Popular preacher announces intention to launch political party


Popular Muslim preacher Amr Khaled on Wednesday announced that he plans to form a political party called Egypt’s Future. During a YouTube video broadcast Khaled said the party would have nothing to do with the existing political parties and that it would represent Egyptians in the villages and outer governorates.

Khaled said he would be the representative of the party’s founders, while the party’s chairman will be elected by party members after 100,000 members join.

Khaled went on to say that there must be an institutionalized partisan entity that has a strong presence in all governorates and can fulfill the aspirations of those who are confused.

He said he received a huge number of phone calls from Egyptians abroad asking him what road to take, which is why he decided to establish a strong political party that can attend to the ambitions of this confused sector of Egyptians.

Khaled went on to say that Egypt’s Future Party would be based on three principles: patriotism towards Egypt, development, and “responsible freedom,” and that it would be distinguished from other established parties in that it starts from the villages and hamlets, rather than Cairo.

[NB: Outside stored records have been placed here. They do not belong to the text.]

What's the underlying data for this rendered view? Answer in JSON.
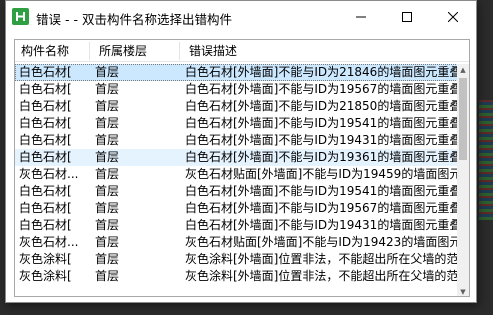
{
  "window": {
    "title": "错误 - - 双击构件名称选择出错构件",
    "minimize_glyph": "—",
    "maximize_glyph": "☐",
    "close_glyph": "✕"
  },
  "columns": [
    "构件名称",
    "所属楼层",
    "错误描述"
  ],
  "rows": [
    {
      "name": "白色石材[",
      "floor": "首层",
      "desc": "白色石材[外墙面]不能与ID为21846的墙面图元重叠...",
      "state": "selected"
    },
    {
      "name": "白色石材[",
      "floor": "首层",
      "desc": "白色石材[外墙面]不能与ID为19567的墙面图元重叠...",
      "state": ""
    },
    {
      "name": "白色石材[",
      "floor": "首层",
      "desc": "白色石材[外墙面]不能与ID为21850的墙面图元重叠...",
      "state": ""
    },
    {
      "name": "白色石材[",
      "floor": "首层",
      "desc": "白色石材[外墙面]不能与ID为19541的墙面图元重叠...",
      "state": ""
    },
    {
      "name": "白色石材[",
      "floor": "首层",
      "desc": "白色石材[外墙面]不能与ID为19431的墙面图元重叠...",
      "state": ""
    },
    {
      "name": "白色石材[",
      "floor": "首层",
      "desc": "白色石材[外墙面]不能与ID为19361的墙面图元重叠...",
      "state": "hover"
    },
    {
      "name": "灰色石材...",
      "floor": "首层",
      "desc": "灰色石材贴面[外墙面]不能与ID为19459的墙面图元...",
      "state": ""
    },
    {
      "name": "白色石材[",
      "floor": "首层",
      "desc": "白色石材[外墙面]不能与ID为19541的墙面图元重叠...",
      "state": ""
    },
    {
      "name": "白色石材[",
      "floor": "首层",
      "desc": "白色石材[外墙面]不能与ID为19567的墙面图元重叠...",
      "state": ""
    },
    {
      "name": "白色石材[",
      "floor": "首层",
      "desc": "白色石材[外墙面]不能与ID为19431的墙面图元重叠...",
      "state": ""
    },
    {
      "name": "灰色石材...",
      "floor": "首层",
      "desc": "灰色石材贴面[外墙面]不能与ID为19423的墙面图元...",
      "state": ""
    },
    {
      "name": "灰色涂料[",
      "floor": "首层",
      "desc": "灰色涂料[外墙面]位置非法，不能超出所在父墙的范...",
      "state": ""
    },
    {
      "name": "灰色涂料[",
      "floor": "首层",
      "desc": "灰色涂料[外墙面]位置非法，不能超出所在父墙的范...",
      "state": ""
    }
  ],
  "colors": {
    "selected_row": "#cce8ff",
    "hover_row": "#e5f3ff",
    "app_icon": "#2ea043"
  },
  "icons": {
    "app": "app-logo-icon",
    "scroll_up": "scroll-up-arrow-icon",
    "scroll_down": "scroll-down-arrow-icon"
  }
}
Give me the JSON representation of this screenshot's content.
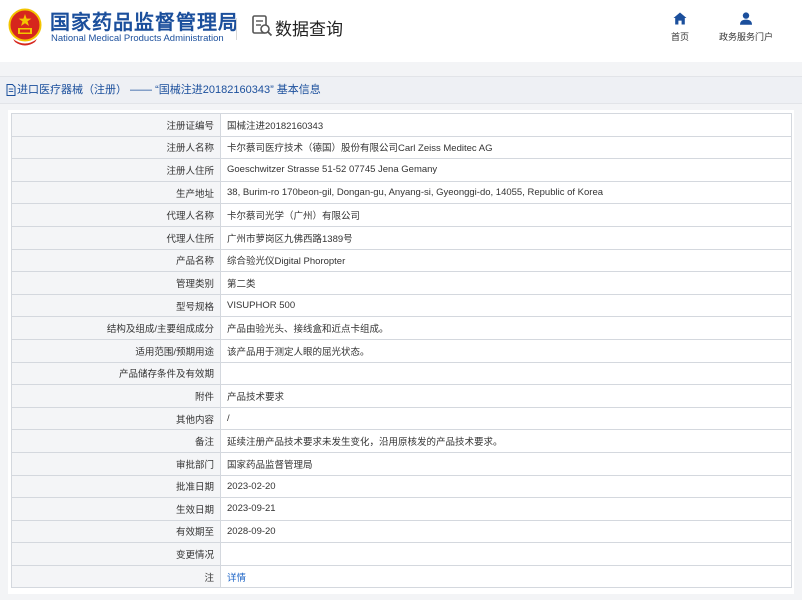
{
  "header": {
    "brand_cn": "国家药品监督管理局",
    "brand_en": "National Medical Products Administration",
    "query_title": "数据查询",
    "nav": [
      {
        "label": "首页",
        "icon": "home-icon"
      },
      {
        "label": "政务服务门户",
        "icon": "user-icon"
      }
    ]
  },
  "breadcrumb": {
    "text": "进口医疗器械（注册） —— “国械注进20182160343” 基本信息"
  },
  "colors": {
    "brand_blue": "#1b4f9c",
    "emblem_red": "#d6261d",
    "emblem_gold": "#f3c500",
    "link_blue": "#1b63c6"
  },
  "table": {
    "rows": [
      {
        "label": "注册证编号",
        "value": "国械注进20182160343"
      },
      {
        "label": "注册人名称",
        "value": "卡尔蔡司医疗技术（德国）股份有限公司Carl Zeiss Meditec AG"
      },
      {
        "label": "注册人住所",
        "value": "Goeschwitzer Strasse 51-52 07745 Jena Gemany"
      },
      {
        "label": "生产地址",
        "value": "38, Burim-ro 170beon-gil, Dongan-gu, Anyang-si, Gyeonggi-do, 14055, Republic of Korea"
      },
      {
        "label": "代理人名称",
        "value": "卡尔蔡司光学（广州）有限公司"
      },
      {
        "label": "代理人住所",
        "value": "广州市萝岗区九佛西路1389号"
      },
      {
        "label": "产品名称",
        "value": "综合验光仪Digital Phoropter"
      },
      {
        "label": "管理类别",
        "value": "第二类"
      },
      {
        "label": "型号规格",
        "value": "VISUPHOR 500"
      },
      {
        "label": "结构及组成/主要组成成分",
        "value": "产品由验光头、接线盒和近点卡组成。"
      },
      {
        "label": "适用范围/预期用途",
        "value": "该产品用于测定人眼的屈光状态。"
      },
      {
        "label": "产品储存条件及有效期",
        "value": ""
      },
      {
        "label": "附件",
        "value": "产品技术要求"
      },
      {
        "label": "其他内容",
        "value": "/"
      },
      {
        "label": "备注",
        "value": "延续注册产品技术要求未发生变化，沿用原核发的产品技术要求。"
      },
      {
        "label": "审批部门",
        "value": "国家药品监督管理局"
      },
      {
        "label": "批准日期",
        "value": "2023-02-20"
      },
      {
        "label": "生效日期",
        "value": "2023-09-21"
      },
      {
        "label": "有效期至",
        "value": "2028-09-20"
      },
      {
        "label": "变更情况",
        "value": ""
      },
      {
        "label": "注",
        "value": "详情",
        "link": true
      }
    ]
  }
}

Khaled said that if he was seeking power, which he isn’t, he would have taken other measures and entered into other ventures, the details of which he did not disclose.

“Everyone knows my history, which carries no conflicts with anyone. Everyone who becomes involved in the party will work on development rather than focusing on political conflicts,” he said.

Amr Khaled is a charismatic and moderate populist Muslim preacher known for wooing crowds of upper-middle class Egyptian youths.

Despite his apolitical approach, Khaled upset Egyptian authorities under the rule of the ousted President Hosni Mubarak with his ability to sway large groups, and many say his sermons caused a large number of young women to begin wearing the hijab.

During Mubarak’s rule, he used to spend much of his time in London due to pressure from the authorities who feared popular religious leaders.